Citation: Dennis Wilkinson, Bernardo Huberman (2007) Cooperation and Quality in Wikipedia. Proceedings of the 2007 International Symposium on Wikis (RSS)
DOI (original publisher): 10.1145/1296951.1296968
Semantic Scholar (metadata): 10.1145/1296951.1296968
Sci-Hub (fulltext): 10.1145/1296951.1296968
Internet Archive Scholar (search for fulltext): Cooperation and Quality in Wikipedia
Download: http://doi.acm.org/10.1145/1296951.1296968
Tagged: Computer Science (RSS) collaborative writing (RSS), cooperation (RSS), groupware (RSS), Wikipedia (RSS), quantitative (RSS), complex systems (RSS)

Summary

This article asks 'how can we measure the quality of a Wikipedia article?' and 'How are quality articles on Wikipedia produced.' Wikipedia is awesome! It is allowing collaboration at a scale never before seen. However, measuring the quality of articles remains an open problem. People have used the number of edits, the number of unique editors, or other measures as stand-ins for quality, but none of them seem quite right.

When it comes to producing quality articles. Some people, including influential Wikipedians seem to think that quality articles are often the product of a small number of dedicated editors. However in this study they find instead that articles with a larger number of distinct editors, and a large number of edits are the highest quality. Evidence of collaboration is more important than the number of edits per editor. They also use a stochastic process model (using a differential equation) in which edits beget edits to explain the process by which articles accrue edits. Instead of a power-law, they find that edits to articles (of a given age) follow a log-normal distribution. The authors claim that the fact that the distribution is lognormal not power law "means that a small but significant population of articles experience a disproportionately high number of edits and editors, while the vast majority of articles undergo far less activity."

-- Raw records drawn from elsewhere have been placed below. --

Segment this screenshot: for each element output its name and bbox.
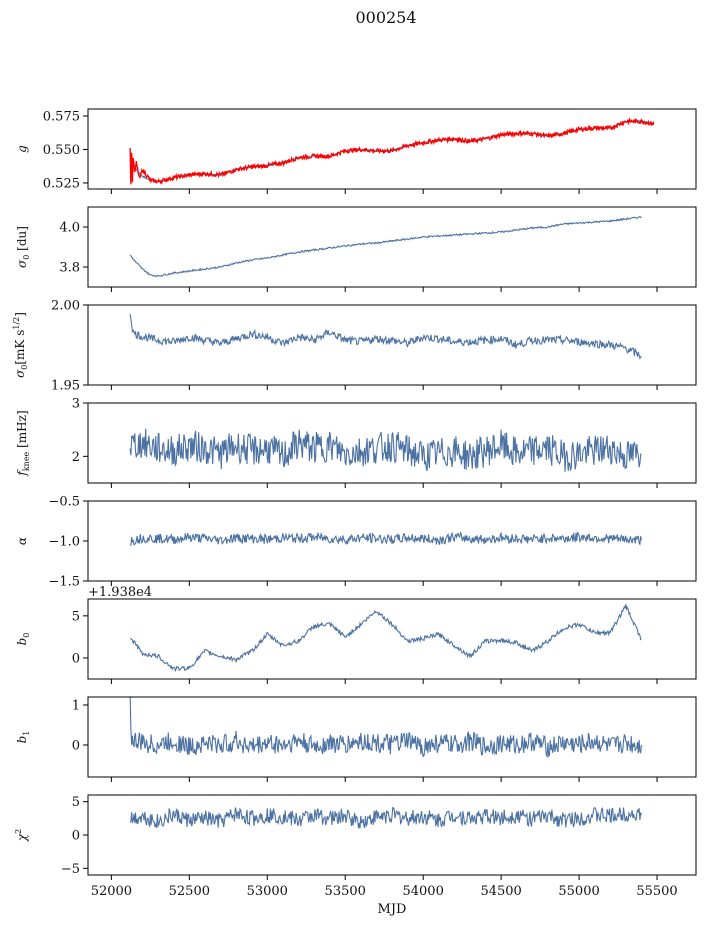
y-axis-label: σ0[mK s1/2] (12, 312, 29, 378)
plot-area (88, 207, 696, 287)
y-offset-text: +1.938e4 (88, 585, 152, 600)
x-tick-label: 54500 (480, 884, 521, 899)
series-line (129, 697, 642, 759)
y-tick-label: 4.0 (59, 221, 80, 236)
x-axis-label: MJD (378, 902, 407, 917)
panel-1: 0.525 0.550 0.575 g (15, 108, 697, 194)
series-line (129, 428, 642, 472)
y-tick-label: 0.550 (43, 143, 80, 158)
panels: 0.525 0.550 0.575 g 3.8 4.0 σ0 [du] 1.95 2.00 σ0[… (12, 108, 697, 917)
y-tick-label: −1.5 (48, 575, 80, 590)
panel-5: −1.5 −1.0 −0.5 α (15, 495, 697, 590)
y-tick-label: 0 (72, 651, 80, 666)
axes-frame (87, 402, 697, 484)
y-tick-label: 0 (72, 739, 80, 754)
x-tick-label: 53000 (247, 884, 288, 899)
series-line (129, 216, 642, 278)
y-tick-label: −0.5 (48, 495, 80, 510)
plot-area (88, 795, 696, 875)
axes-frame (87, 696, 697, 778)
series-line (129, 604, 642, 673)
panel-2: 3.8 4.0 σ0 [du] (15, 206, 697, 292)
panel-4: 2 3 fknee [mHz] (15, 397, 697, 488)
y-axis-label: b1 (15, 731, 31, 744)
series-line-overlay (129, 117, 655, 186)
x-tick-label: 55500 (636, 884, 677, 899)
y-tick-label: 1 (72, 699, 80, 714)
y-tick-label: −1.0 (48, 535, 80, 550)
panel-7: 0 1 b1 (15, 696, 697, 782)
y-tick-label: 3.8 (59, 261, 80, 276)
y-axis-label: α (15, 537, 29, 545)
x-tick-label: 55000 (558, 884, 599, 899)
plot-area (88, 697, 696, 777)
x-tick-label: 54000 (402, 884, 443, 899)
y-axis-label: σ0 [du] (15, 226, 31, 268)
y-tick-label: 1.95 (51, 379, 80, 394)
figure-title: 000254 (355, 8, 416, 27)
y-tick-label: 0 (72, 829, 80, 844)
y-tick-label: 3 (72, 397, 80, 412)
panel-6: 0 5 +1.938e4 b0 (15, 585, 697, 684)
series-line (129, 806, 642, 829)
y-tick-label: 0.525 (43, 176, 80, 191)
panel-3: 1.95 2.00 σ0[mK s1/2] (12, 299, 697, 394)
y-axis-label: χ2 (14, 829, 29, 842)
x-tick-label: 52000 (91, 884, 132, 899)
plot-area (88, 599, 696, 679)
y-tick-label: 5 (72, 609, 80, 624)
y-tick-label: 2.00 (51, 299, 80, 314)
series-line (129, 314, 642, 360)
series-line (129, 531, 642, 546)
y-tick-label: −5 (61, 862, 80, 877)
axes-frame (87, 206, 697, 288)
axes-frame (87, 304, 697, 386)
axes-frame (87, 598, 697, 680)
x-tick-label: 52500 (169, 884, 210, 899)
plot-area (88, 305, 696, 385)
panel-8: −5 0 5 52000 52500 53000 53500 54000 54500 55000 5… (14, 794, 697, 917)
y-tick-label: 0.575 (43, 109, 80, 124)
y-axis-label: g (15, 145, 29, 153)
y-axis-label: fknee [mHz] (15, 410, 31, 476)
y-tick-label: 5 (72, 795, 80, 810)
y-tick-label: 2 (72, 450, 80, 465)
x-tick-label: 53500 (325, 884, 366, 899)
y-axis-label: b0 (15, 633, 31, 646)
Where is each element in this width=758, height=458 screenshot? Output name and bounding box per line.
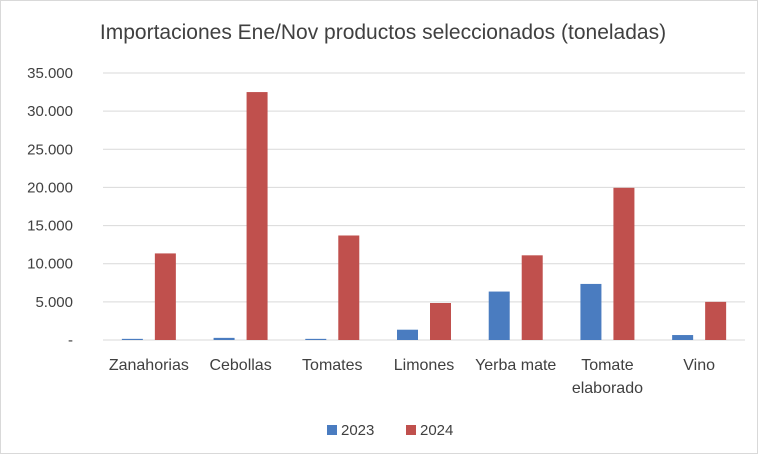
bar-2024-4 [521, 255, 543, 340]
y-tick-label: 30.000 [27, 103, 73, 120]
x-category-label: Cebollas [209, 357, 271, 374]
x-category-label: Limones [394, 357, 454, 374]
legend: 2023 2024 [327, 422, 453, 439]
bar-2024-2 [338, 235, 360, 340]
y-tick-label: 20.000 [27, 179, 73, 196]
bar-2024-1 [246, 92, 268, 340]
bar-2023-5 [580, 283, 602, 340]
bar-2023-1 [213, 337, 235, 340]
bar-2023-3 [397, 329, 418, 340]
bar-2023-0 [121, 338, 143, 340]
y-tick-label: 25.000 [27, 141, 73, 158]
legend-label: 2023 [341, 422, 374, 439]
y-tick-label: 5.000 [35, 294, 73, 311]
bar-2023-4 [488, 291, 510, 340]
bar-2024-3 [430, 303, 451, 340]
x-category-label: Yerba mate [475, 357, 556, 374]
bar-2023-6 [672, 335, 694, 340]
legend-swatch-2023 [327, 425, 337, 435]
bar-2024-0 [154, 253, 176, 340]
bar-2024-6 [705, 301, 727, 340]
x-axis-categories: Zanahorias Cebollas Tomates Limones Yerba ma… [109, 357, 715, 397]
x-category-label: Vino [683, 357, 715, 374]
x-category-label: elaborado [572, 380, 643, 397]
y-tick-label: 15.000 [27, 218, 73, 235]
x-category-label: Zanahorias [109, 357, 189, 374]
legend-swatch-2024 [406, 425, 416, 435]
x-category-label: Tomates [302, 357, 362, 374]
bars [121, 92, 727, 340]
y-tick-label: 35.000 [27, 65, 73, 82]
y-tick-label: - [68, 332, 73, 349]
bar-2023-2 [305, 338, 327, 340]
y-tick-label: 10.000 [27, 256, 73, 273]
y-axis-ticks: - 5.000 10.000 15.000 20.000 25.000 30.000 35.0… [27, 65, 73, 349]
bar-2024-5 [613, 187, 635, 340]
chart-title: Importaciones Ene/Nov productos seleccio… [100, 21, 666, 44]
legend-label: 2024 [420, 422, 453, 439]
gridlines [103, 72, 745, 341]
x-category-label: Tomate [581, 357, 634, 374]
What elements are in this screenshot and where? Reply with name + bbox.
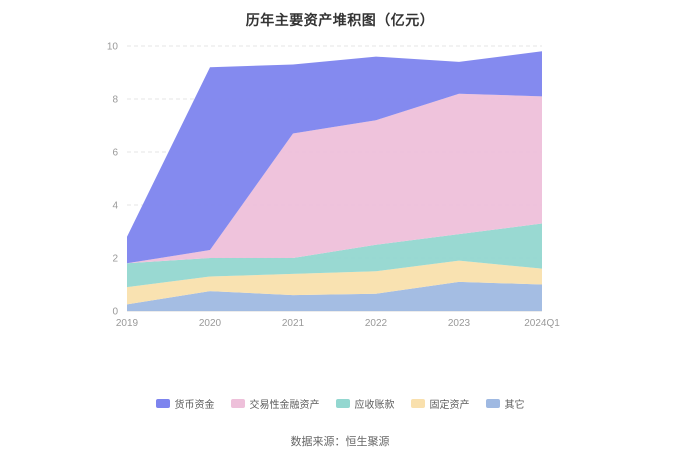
legend-swatch [485,399,500,408]
legend-label: 交易性金融资产 [249,400,320,411]
area-series-0 [127,281,542,311]
y-tick-label: 2 [112,254,118,265]
legend: 货币资金 交易性金融资产 应收账款 固定资产 其它 [0,396,680,411]
y-tick-label: 4 [112,201,118,212]
legend-label: 应收账款 [354,400,395,411]
y-tick-label: 10 [107,42,119,53]
area-series-4 [127,51,542,264]
x-tick-label: 2023 [448,318,471,329]
x-tick-label: 2019 [116,318,139,329]
y-tick-label: 8 [112,95,118,106]
legend-label: 货币资金 [174,400,215,411]
legend-swatch [230,399,245,408]
y-tick-label: 6 [112,148,118,159]
data-source: 数据来源：恒生聚源 [290,436,390,448]
x-tick-label: 2024Q1 [524,318,560,329]
legend-item[interactable]: 其它 [485,396,525,411]
area-series-1 [127,260,542,305]
y-tick-label: 0 [112,307,118,318]
legend-item[interactable]: 应收账款 [335,396,395,411]
area-series-3 [127,93,542,264]
x-tick-label: 2021 [282,318,305,329]
legend-swatch [335,399,350,408]
stacked-area-chart: 0 2 4 6 8 10 2019 2020 2021 2022 2023 2024Q1 [107,42,560,330]
legend-item[interactable]: 固定资产 [410,396,470,411]
legend-item[interactable]: 货币资金 [155,396,215,411]
x-tick-label: 2020 [199,318,222,329]
legend-swatch [155,399,170,408]
legend-item[interactable]: 交易性金融资产 [230,396,320,411]
legend-swatch [410,399,425,408]
legend-label: 固定资产 [429,400,470,411]
x-tick-label: 2022 [365,318,388,329]
area-series-2 [127,223,542,288]
legend-label: 其它 [504,400,525,411]
chart-title: 历年主要资产堆积图（亿元） [245,12,435,28]
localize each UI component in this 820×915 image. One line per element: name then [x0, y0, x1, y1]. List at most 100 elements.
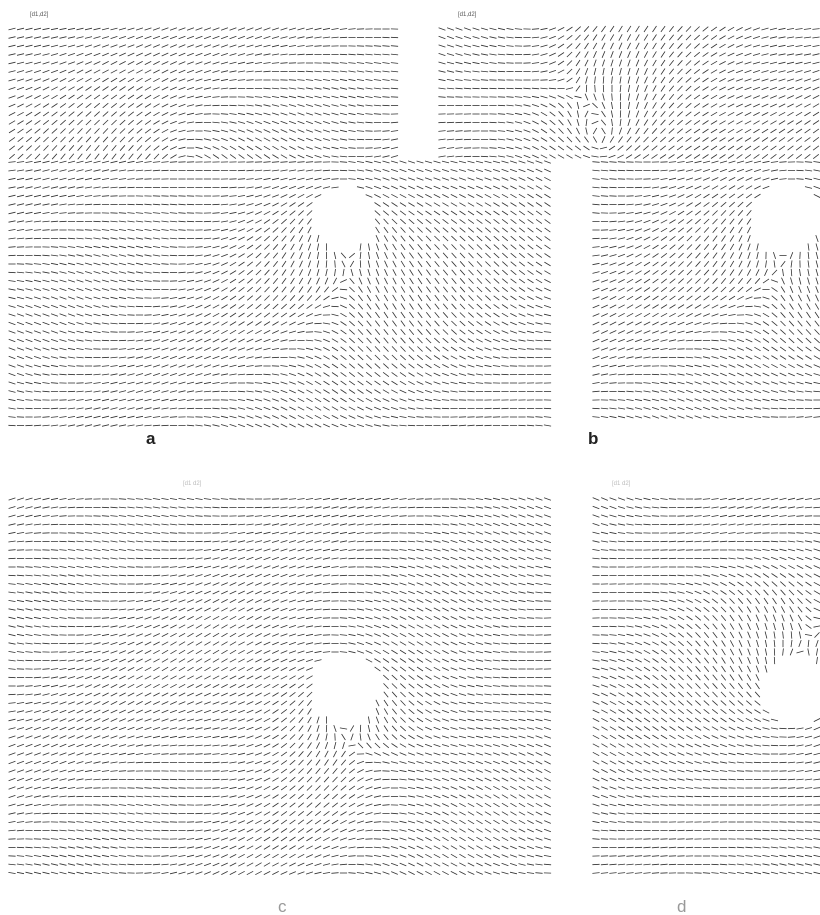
vector	[426, 329, 431, 334]
vector	[805, 365, 812, 368]
vector	[442, 566, 449, 569]
vector	[515, 105, 522, 106]
vector	[145, 120, 151, 124]
vector	[498, 45, 505, 46]
vector	[576, 77, 580, 83]
vector	[154, 154, 159, 159]
vector	[393, 278, 396, 284]
vector	[213, 53, 220, 55]
vector	[502, 574, 509, 577]
vector	[187, 28, 194, 31]
vector	[94, 549, 101, 550]
vector	[298, 155, 305, 158]
vector	[298, 37, 305, 39]
vector	[391, 46, 398, 47]
vector	[712, 296, 718, 300]
vector	[94, 112, 99, 117]
vector	[137, 129, 142, 134]
vector	[306, 507, 313, 508]
vector	[601, 187, 608, 188]
vector	[527, 161, 534, 163]
vector	[60, 78, 66, 81]
vector	[426, 295, 430, 301]
vector	[366, 515, 373, 516]
vector	[103, 103, 109, 108]
vector	[170, 70, 177, 73]
vector	[721, 287, 726, 292]
vector	[60, 566, 67, 567]
vector	[94, 399, 101, 400]
vector	[468, 194, 474, 197]
vector	[695, 211, 701, 215]
vector	[549, 104, 555, 108]
vector	[357, 96, 364, 97]
vector	[238, 416, 245, 418]
vector	[170, 53, 177, 56]
vector	[661, 60, 665, 66]
vector	[128, 36, 135, 38]
vector	[111, 255, 118, 257]
vector	[635, 246, 642, 249]
vector	[618, 296, 624, 299]
vector	[464, 45, 471, 47]
vector	[754, 399, 761, 401]
vector	[544, 549, 551, 551]
vector	[127, 349, 134, 350]
vector	[737, 296, 743, 299]
vector	[9, 96, 16, 99]
vector	[746, 323, 753, 325]
vector	[661, 228, 667, 232]
vector	[213, 322, 219, 325]
vector	[170, 417, 177, 418]
vector	[153, 45, 160, 48]
vector	[111, 36, 118, 38]
vector	[408, 178, 415, 181]
vector	[187, 331, 194, 334]
vector	[612, 127, 613, 134]
vector	[779, 121, 785, 125]
vector	[289, 365, 296, 367]
vector	[68, 297, 75, 299]
vector	[145, 391, 152, 393]
vector	[298, 313, 304, 317]
vector	[400, 211, 406, 215]
vector	[153, 246, 160, 247]
vector	[17, 280, 24, 281]
vector	[60, 70, 67, 73]
vector	[221, 416, 228, 418]
vector	[255, 407, 262, 409]
vector	[68, 499, 75, 500]
vector	[756, 269, 759, 275]
vector	[795, 29, 802, 30]
vector	[493, 498, 500, 500]
vector	[439, 45, 446, 47]
vector	[179, 113, 186, 115]
vector	[645, 102, 648, 109]
vector	[660, 146, 666, 150]
vector	[340, 79, 347, 80]
vector	[111, 70, 117, 73]
vector	[593, 331, 600, 334]
vector	[213, 88, 220, 89]
vector	[601, 331, 608, 334]
vector	[213, 348, 220, 351]
vector	[178, 524, 185, 525]
vector	[51, 280, 58, 282]
vector	[456, 28, 463, 30]
vector	[678, 245, 683, 250]
vector	[9, 28, 16, 30]
vector	[746, 416, 753, 417]
vector	[145, 137, 151, 142]
vector	[485, 365, 492, 366]
vector	[653, 35, 657, 41]
vector	[221, 541, 228, 542]
vector	[77, 280, 84, 282]
vector	[527, 532, 534, 535]
vector	[289, 88, 296, 89]
vector	[127, 306, 134, 307]
vector	[145, 146, 150, 151]
vector	[255, 516, 262, 517]
vector	[669, 349, 676, 350]
vector	[162, 129, 168, 132]
vector	[391, 88, 398, 89]
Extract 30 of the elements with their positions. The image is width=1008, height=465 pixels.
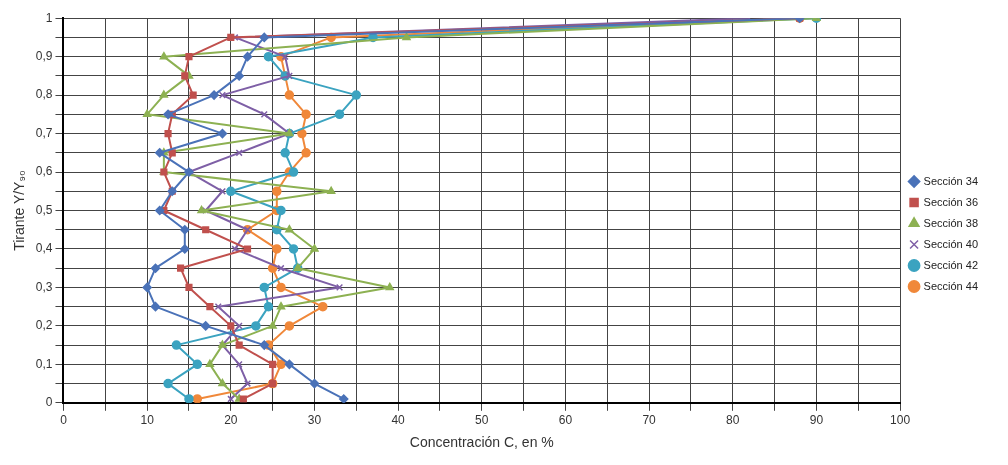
- y-tick-label: 0: [45, 395, 53, 410]
- legend-label: Sección 38: [923, 216, 979, 229]
- x-tick-label: 70: [642, 413, 657, 428]
- y-tick-label: 0,3: [35, 279, 53, 294]
- y-tick-label: 1: [45, 10, 53, 25]
- y-tick-label: 0,8: [35, 87, 53, 102]
- x-tick-label: 0: [60, 413, 68, 428]
- y-tick-label: 0,9: [35, 48, 53, 63]
- y-axis-title: Tirante Y/Y₉₀: [11, 170, 28, 251]
- x-tick-label: 80: [726, 413, 740, 428]
- legend-label: Sección 44: [923, 279, 979, 292]
- x-tick-label: 30: [307, 413, 322, 428]
- y-tick-label: 0,2: [35, 318, 53, 333]
- x-tick-label: 50: [475, 413, 489, 428]
- x-tick-label: 60: [558, 413, 573, 428]
- y-tick-label: 0,1: [35, 356, 53, 371]
- x-tick-label: 40: [391, 413, 406, 428]
- legend-label: Sección 34: [923, 174, 979, 187]
- y-tick-label: 0,4: [35, 241, 53, 256]
- legend-label: Sección 42: [923, 258, 979, 271]
- x-tick-label: 10: [140, 413, 155, 428]
- y-tick-label: 0,6: [35, 164, 53, 179]
- y-tick-label: 0,5: [35, 202, 53, 217]
- y-tick-label: 0,7: [35, 125, 53, 140]
- x-tick-label: 100: [890, 413, 911, 428]
- x-tick-label: 20: [224, 413, 238, 428]
- x-tick-label: 90: [809, 413, 824, 428]
- x-axis-title: Concentración C, en %: [409, 434, 554, 451]
- legend-label: Sección 40: [923, 237, 979, 250]
- legend-label: Sección 36: [923, 195, 979, 208]
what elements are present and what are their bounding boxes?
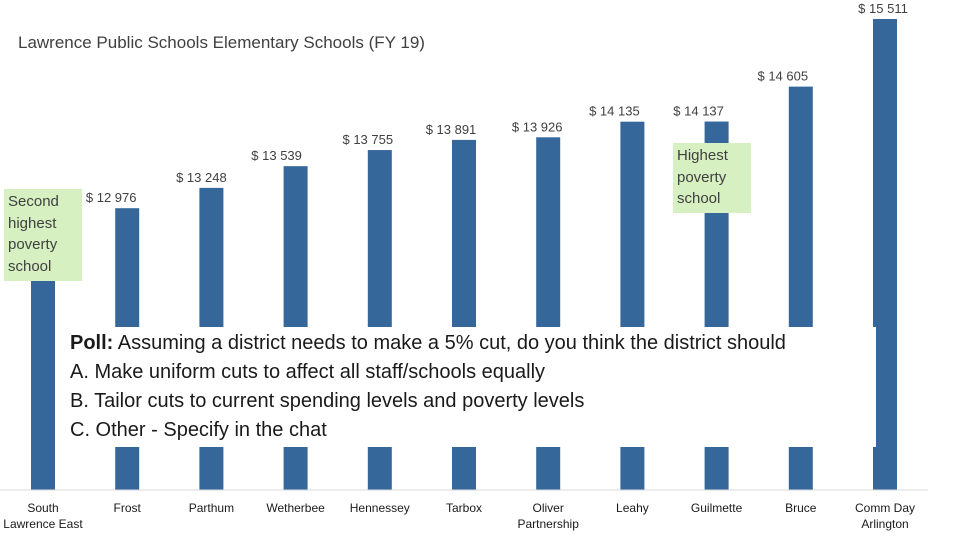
poll-option-a: A. Make uniform cuts to affect all staff… [70, 361, 546, 383]
annotation-line: Second [8, 193, 59, 210]
value-label: $ 13 891 [426, 122, 477, 137]
value-label: $ 14 605 [757, 69, 808, 84]
bar [873, 19, 897, 490]
category-label: Oliver [533, 501, 564, 515]
category-label: Frost [114, 501, 142, 515]
value-label: $ 15 511 [858, 1, 908, 16]
value-label: $ 13 926 [512, 119, 563, 134]
annotation-line: school [677, 190, 721, 207]
category-label: Tarbox [446, 501, 482, 515]
bar [31, 255, 55, 490]
annotation-highest-poverty: Highest poverty school [673, 143, 751, 213]
category-labels-group: South Lawrence East Frost Parthum Wetherbee H… [3, 501, 915, 531]
value-labels-group: $ 12 346$ 12 976$ 13 248$ 13 539$ 13 755… [10, 1, 908, 252]
value-label: $ 13 755 [342, 132, 393, 147]
value-label: $ 14 137 [673, 104, 724, 119]
poll-question: Poll: Assuming a district needs to make … [70, 329, 872, 358]
poll-box: Poll: Assuming a district needs to make … [66, 327, 876, 447]
category-label: Lawrence East [3, 517, 83, 531]
annotation-line: school [8, 257, 52, 275]
value-label: $ 13 539 [251, 148, 302, 163]
category-label: Comm Day [855, 501, 915, 515]
value-label: $ 14 135 [589, 104, 640, 119]
category-label: Partnership [518, 517, 580, 531]
poll-question-text: Assuming a district needs to make a 5% c… [113, 332, 786, 354]
category-label: Wetherbee [266, 501, 325, 515]
category-label: South [27, 501, 58, 515]
category-label: Hennessey [350, 501, 410, 515]
annotation-line: highest [8, 214, 57, 232]
annotation-line: poverty [8, 236, 58, 253]
annotation-line: Highest [677, 147, 728, 164]
category-label: Guilmette [691, 501, 743, 515]
annotation-line: poverty [677, 168, 727, 186]
annotation-second-highest-poverty: Second highest poverty school [4, 189, 82, 281]
category-label: Parthum [189, 501, 234, 515]
value-label: $ 13 248 [176, 170, 227, 185]
category-label: Arlington [861, 517, 908, 531]
category-label: Bruce [785, 501, 817, 515]
chart-title: Lawrence Public Schools Elementary Schoo… [18, 33, 425, 52]
value-label: $ 12 976 [86, 190, 137, 205]
poll-option-c: C. Other - Specify in the chat [70, 419, 327, 441]
category-label: Leahy [616, 501, 649, 515]
poll-option-b: B. Tailor cuts to current spending level… [70, 390, 585, 412]
poll-label: Poll: [70, 332, 114, 354]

They used featured articles as a benchmark for quality. They used statistical controls for topic popularity (google pagerank), edit and editor counts normalized by article age, they also removed edits from the two weeks before the article was featured. This let them make some interesting and impressive plots that showed that the featured articles had more edits and editors than other articles.

Next they use similar methods to compare the number of talk page edits between featured articles and other articles. This gives them an approximate measure of the amount of cooperation in the article work.

They also showed that the featured articles tended to have a much higher fraction of "quick-turnaround" edits compared to non-featured articles. This seems to be further evidence that collaboration is important for making high quality articles.

One nice thing about this paper is that it relies on simple measures and straightforward transformations of the data in order to produce compelling plots that make each of its points. Other studies might have used multiple regression instead.

In conclusion they reiterate that Wikipedia enables coordination and organization that facilitate cooperative work on articles. Their analysis points not to a small number of dedicated editors developing articles alone, but instead to the efforts of a larger numbers of cooperating editors.

Theoretical and Practical Relevance

This early quantitative analysis of Wikipedia challenged the notion that quality Wikipedia articles are largely the produce of the efforts of a small number of dedicated editors. Instead, featured articles have a great number of contributing editors, more edits on talk pages, and more quick-turnaround edits. This paper helped establish the idea that Wikipedia is a truly collaborative project.